My auto skirts on the border of the massive Fateh Sagar Lake. Udaipur though in Rajasthan has no dearth of water. The auto comes to a screeching halt. The driver asks me if I want to visit Rana Pratap Smarak. He tells me there is nothing much to see except a small garden. I don't want to miss on anything and I decide to visit it. I am required to purchase a ticket. In Udaipur you have to purchase tickets everywhere. The tickets are priced at the higher end. I am disappointed for the garden has nothing to offer apart from a statue of Rana Pratap and murals depicting his life and times. When I ask a local caretaker as to what connection the garden has with the warrior king, I am being told that he had stayed there for twenty years.
Our next destination is Saheliyon ki baari.
We go to Shilpagram next. The driver tells me that it is a village recreated. He gives me one hour to visit it. It turns out to be just another handloom and handicraft sale displaying wares of different States. Yes there were some folk performances as well. But perhaps I was there at the wrong time.
Monsoon palace was a hunting lodge. It is perched atop Banswara hill. It was built by Sajjan Singh. Hence it is also known as Sajjan Garh. The auto dropped me at the base. I purchased tickets for the palace as well for the conveyance which was to take me to the top of the hill. The trained car driver adroitly manoeuvred through the serpentine path leading to the top. The small journey offered breathtaking views. I came across a group of cyclers who were cycling to the top. I throughly enjoyed this ride. I understood the true meaning of the term enjoy the journey and not the destination.
City palace is a museum which again charges exorbitant entry fees and does not even offer a complimentary guide. It is the largest palace in Rajasthan. It was founded by Udai Singh in the 16th century, after whom the city is named Udaipur. The palace is actually conglomeration of palaces built over a period spread over more than 400 years. Still it looks surprisingly sync, one piece creation. It houses tow hotels – Shiv Niwas and Fateh Prakash. The palace was too crowded with visitors. Its wall paintings have been restored. Narrow passages and steep staircases take you to the terraces and the apartments. But the crowd and the absence of any one to guide you is a huge disappointment. A visit to city palace turns you on and leaves unsatisfied.

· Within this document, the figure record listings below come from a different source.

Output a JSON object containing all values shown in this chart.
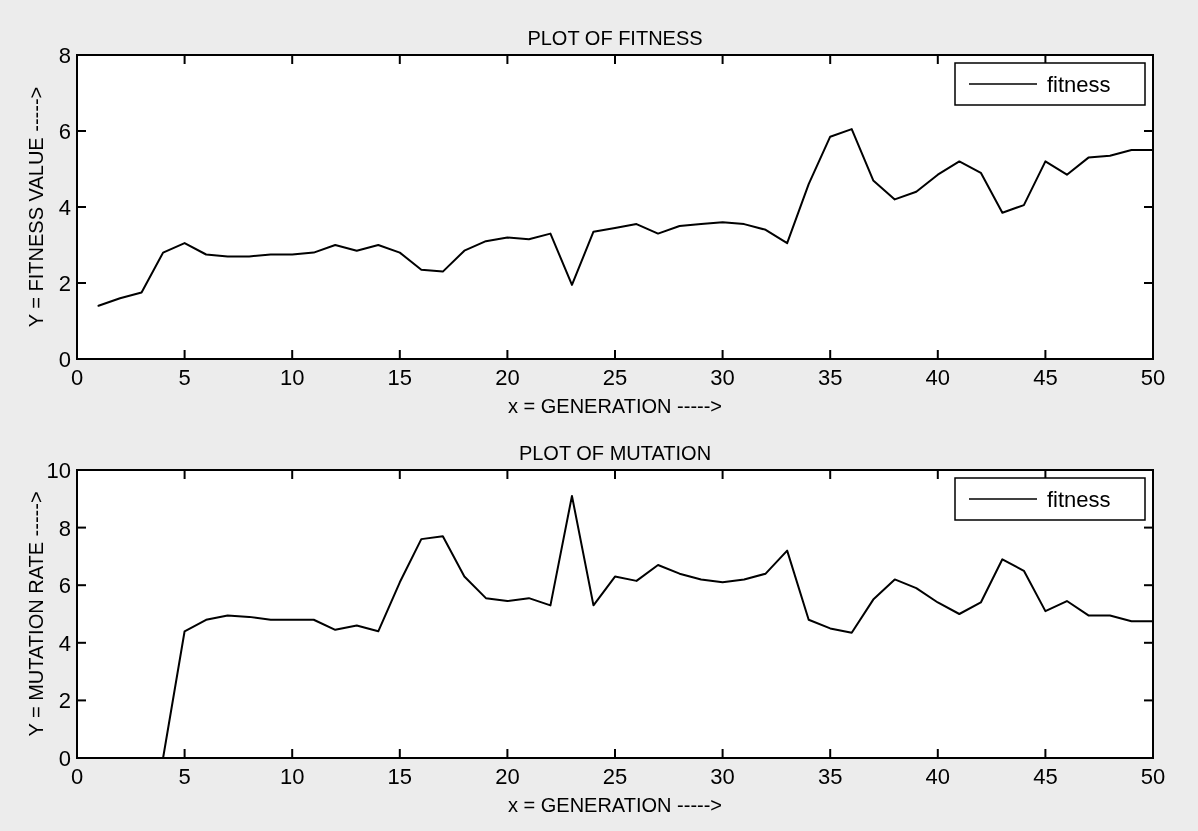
{
  "chart_data": [
    {
      "type": "line",
      "title": "PLOT OF FITNESS",
      "xlabel": "x = GENERATION ----->",
      "ylabel": "Y = FITNESS VALUE ----->",
      "x": [
        1,
        2,
        3,
        4,
        5,
        6,
        7,
        8,
        9,
        10,
        11,
        12,
        13,
        14,
        15,
        16,
        17,
        18,
        19,
        20,
        21,
        22,
        23,
        24,
        25,
        26,
        27,
        28,
        29,
        30,
        31,
        32,
        33,
        34,
        35,
        36,
        37,
        38,
        39,
        40,
        41,
        42,
        43,
        44,
        45,
        46,
        47,
        48,
        49,
        50
      ],
      "series": [
        {
          "name": "fitness",
          "color": "#000000",
          "values": [
            1.4,
            1.6,
            1.75,
            2.8,
            3.05,
            2.75,
            2.7,
            2.7,
            2.75,
            2.75,
            2.8,
            3.0,
            2.85,
            3.0,
            2.8,
            2.35,
            2.3,
            2.85,
            3.1,
            3.2,
            3.15,
            3.3,
            1.95,
            3.35,
            3.45,
            3.55,
            3.3,
            3.5,
            3.55,
            3.6,
            3.55,
            3.4,
            3.05,
            4.6,
            5.85,
            6.05,
            4.7,
            4.2,
            4.4,
            4.85,
            5.2,
            4.9,
            3.85,
            4.05,
            5.2,
            4.85,
            5.3,
            5.35,
            5.5,
            5.5
          ]
        }
      ],
      "xlim": [
        0,
        50
      ],
      "xticks": [
        0,
        5,
        10,
        15,
        20,
        25,
        30,
        35,
        40,
        45,
        50
      ],
      "ylim": [
        0,
        8
      ],
      "yticks": [
        0,
        2,
        4,
        6,
        8
      ],
      "legend": "top right",
      "grid": false
    },
    {
      "type": "line",
      "title": "PLOT OF MUTATION",
      "xlabel": "x = GENERATION ----->",
      "ylabel": "Y = MUTATION RATE ----->",
      "x": [
        1,
        2,
        3,
        4,
        5,
        6,
        7,
        8,
        9,
        10,
        11,
        12,
        13,
        14,
        15,
        16,
        17,
        18,
        19,
        20,
        21,
        22,
        23,
        24,
        25,
        26,
        27,
        28,
        29,
        30,
        31,
        32,
        33,
        34,
        35,
        36,
        37,
        38,
        39,
        40,
        41,
        42,
        43,
        44,
        45,
        46,
        47,
        48,
        49,
        50
      ],
      "series": [
        {
          "name": "fitness",
          "color": "#000000",
          "values": [
            0,
            0,
            0,
            0,
            4.4,
            4.8,
            4.95,
            4.9,
            4.8,
            4.8,
            4.8,
            4.45,
            4.6,
            4.4,
            6.1,
            7.6,
            7.7,
            6.3,
            5.55,
            5.45,
            5.55,
            5.3,
            9.1,
            5.3,
            6.3,
            6.15,
            6.7,
            6.4,
            6.2,
            6.1,
            6.2,
            6.4,
            7.2,
            4.8,
            4.5,
            4.35,
            5.5,
            6.2,
            5.9,
            5.4,
            5.0,
            5.4,
            6.9,
            6.5,
            5.1,
            5.45,
            4.95,
            4.95,
            4.75,
            4.75
          ]
        }
      ],
      "xlim": [
        0,
        50
      ],
      "xticks": [
        0,
        5,
        10,
        15,
        20,
        25,
        30,
        35,
        40,
        45,
        50
      ],
      "ylim": [
        0,
        10
      ],
      "yticks": [
        0,
        2,
        4,
        6,
        8,
        10
      ],
      "legend": "top right",
      "grid": false
    }
  ]
}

Jagdish Temple is at a stone's throw from the city palace museum. It was built in 1651. One has to climb steep stairs to reach the temple. The temple is worth a visit. Black idol of Jagannath it the chief diety of the temple. This temple is built in the typical Mewad style architecture.
Bagore ki Haveli, told our driver, was the place which housed the attendants of the palace, particularly those who looked after the huge fleet of elephants, horses and camels. The haveli has been restored. A room has been kept deliberately unrestored to give the visitor an idea of before and after state of the haveli first hand. Unlike the crowded city palace this haveli gives you solitude and lets the royal architecture seep inside you. It offers beautiful views of the lake pichola from its roof top. It depicts Rajasthani art and culture through the small museum it hosts.

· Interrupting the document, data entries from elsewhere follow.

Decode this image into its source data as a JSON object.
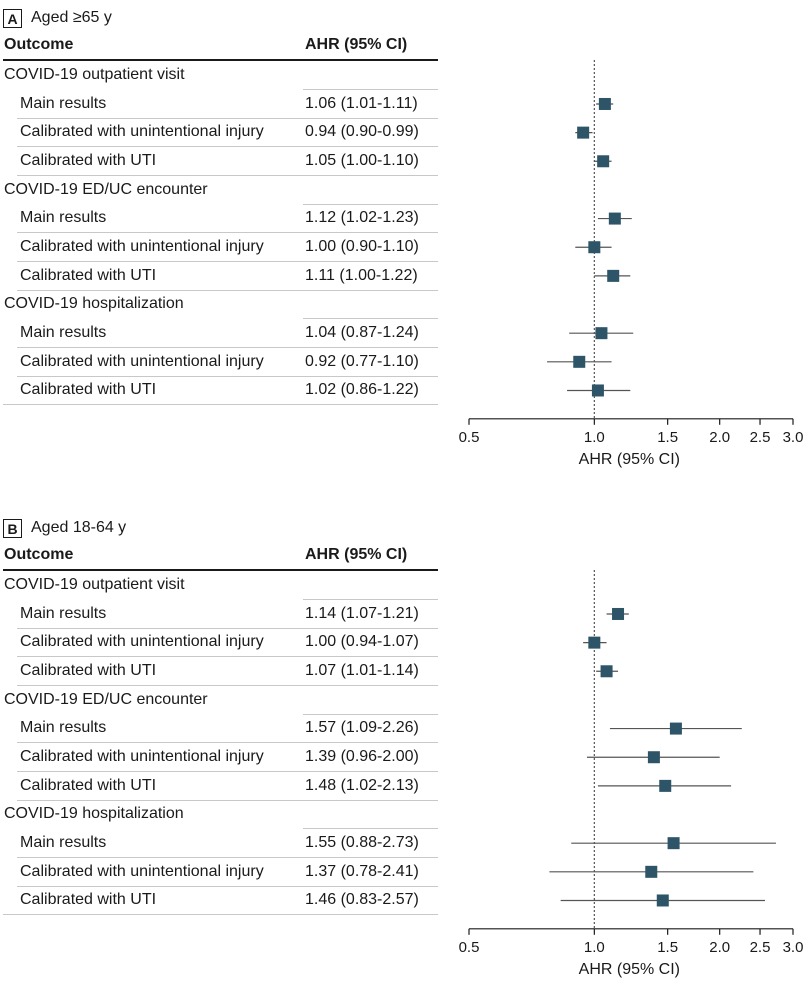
{
  "chart_data": [
    {
      "type": "forest",
      "panel_letter": "A",
      "title": "Aged ≥65 y",
      "columns": {
        "outcome": "Outcome",
        "ahr": "AHR (95% CI)"
      },
      "xlabel": "AHR (95% CI)",
      "x_scale": "log",
      "xlim": [
        0.5,
        3.0
      ],
      "xticks": [
        0.5,
        1.0,
        1.5,
        2.0,
        2.5,
        3.0
      ],
      "xtick_labels": [
        "0.5",
        "1.0",
        "1.5",
        "2.0",
        "2.5",
        "3.0"
      ],
      "reference_line": 1.0,
      "groups": [
        {
          "label": "COVID-19 outpatient visit",
          "rows": [
            {
              "label": "Main results",
              "ahr_text": "1.06 (1.01-1.11)",
              "est": 1.06,
              "lo": 1.01,
              "hi": 1.11
            },
            {
              "label": "Calibrated with unintentional injury",
              "ahr_text": "0.94 (0.90-0.99)",
              "est": 0.94,
              "lo": 0.9,
              "hi": 0.99
            },
            {
              "label": "Calibrated with UTI",
              "ahr_text": "1.05 (1.00-1.10)",
              "est": 1.05,
              "lo": 1.0,
              "hi": 1.1
            }
          ]
        },
        {
          "label": "COVID-19 ED/UC encounter",
          "rows": [
            {
              "label": "Main results",
              "ahr_text": "1.12 (1.02-1.23)",
              "est": 1.12,
              "lo": 1.02,
              "hi": 1.23
            },
            {
              "label": "Calibrated with unintentional injury",
              "ahr_text": "1.00 (0.90-1.10)",
              "est": 1.0,
              "lo": 0.9,
              "hi": 1.1
            },
            {
              "label": "Calibrated with UTI",
              "ahr_text": "1.11 (1.00-1.22)",
              "est": 1.11,
              "lo": 1.0,
              "hi": 1.22
            }
          ]
        },
        {
          "label": "COVID-19 hospitalization",
          "rows": [
            {
              "label": "Main results",
              "ahr_text": "1.04 (0.87-1.24)",
              "est": 1.04,
              "lo": 0.87,
              "hi": 1.24
            },
            {
              "label": "Calibrated with unintentional injury",
              "ahr_text": "0.92 (0.77-1.10)",
              "est": 0.92,
              "lo": 0.77,
              "hi": 1.1
            },
            {
              "label": "Calibrated with UTI",
              "ahr_text": "1.02 (0.86-1.22)",
              "est": 1.02,
              "lo": 0.86,
              "hi": 1.22
            }
          ]
        }
      ]
    },
    {
      "type": "forest",
      "panel_letter": "B",
      "title": "Aged 18-64 y",
      "columns": {
        "outcome": "Outcome",
        "ahr": "AHR (95% CI)"
      },
      "xlabel": "AHR (95% CI)",
      "x_scale": "log",
      "xlim": [
        0.5,
        3.0
      ],
      "xticks": [
        0.5,
        1.0,
        1.5,
        2.0,
        2.5,
        3.0
      ],
      "xtick_labels": [
        "0.5",
        "1.0",
        "1.5",
        "2.0",
        "2.5",
        "3.0"
      ],
      "reference_line": 1.0,
      "groups": [
        {
          "label": "COVID-19 outpatient visit",
          "rows": [
            {
              "label": "Main results",
              "ahr_text": "1.14 (1.07-1.21)",
              "est": 1.14,
              "lo": 1.07,
              "hi": 1.21
            },
            {
              "label": "Calibrated with unintentional injury",
              "ahr_text": "1.00 (0.94-1.07)",
              "est": 1.0,
              "lo": 0.94,
              "hi": 1.07
            },
            {
              "label": "Calibrated with UTI",
              "ahr_text": "1.07 (1.01-1.14)",
              "est": 1.07,
              "lo": 1.01,
              "hi": 1.14
            }
          ]
        },
        {
          "label": "COVID-19 ED/UC encounter",
          "rows": [
            {
              "label": "Main results",
              "ahr_text": "1.57 (1.09-2.26)",
              "est": 1.57,
              "lo": 1.09,
              "hi": 2.26
            },
            {
              "label": "Calibrated with unintentional injury",
              "ahr_text": "1.39 (0.96-2.00)",
              "est": 1.39,
              "lo": 0.96,
              "hi": 2.0
            },
            {
              "label": "Calibrated with UTI",
              "ahr_text": "1.48 (1.02-2.13)",
              "est": 1.48,
              "lo": 1.02,
              "hi": 2.13
            }
          ]
        },
        {
          "label": "COVID-19 hospitalization",
          "rows": [
            {
              "label": "Main results",
              "ahr_text": "1.55 (0.88-2.73)",
              "est": 1.55,
              "lo": 0.88,
              "hi": 2.73
            },
            {
              "label": "Calibrated with unintentional injury",
              "ahr_text": "1.37 (0.78-2.41)",
              "est": 1.37,
              "lo": 0.78,
              "hi": 2.41
            },
            {
              "label": "Calibrated with UTI",
              "ahr_text": "1.46 (0.83-2.57)",
              "est": 1.46,
              "lo": 0.83,
              "hi": 2.57
            }
          ]
        }
      ]
    }
  ],
  "colors": {
    "marker": "#2e5468",
    "ci_line": "#555555",
    "ref_line": "#555555",
    "axis": "#1a1a1a",
    "row_rule": "#c8c8c8"
  }
}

Udaipur – an exotic location seen umpteen times in movies and romantic novels is on everyone's wish list. But to me it was a huge disappointment. May be perhaps I came with too many expectations. Had I been a firang whose country does not have any monarchy and the resultant palaces, I would have been swooned by the palaces and havelis which are now converted into hotels and roof top restaurants.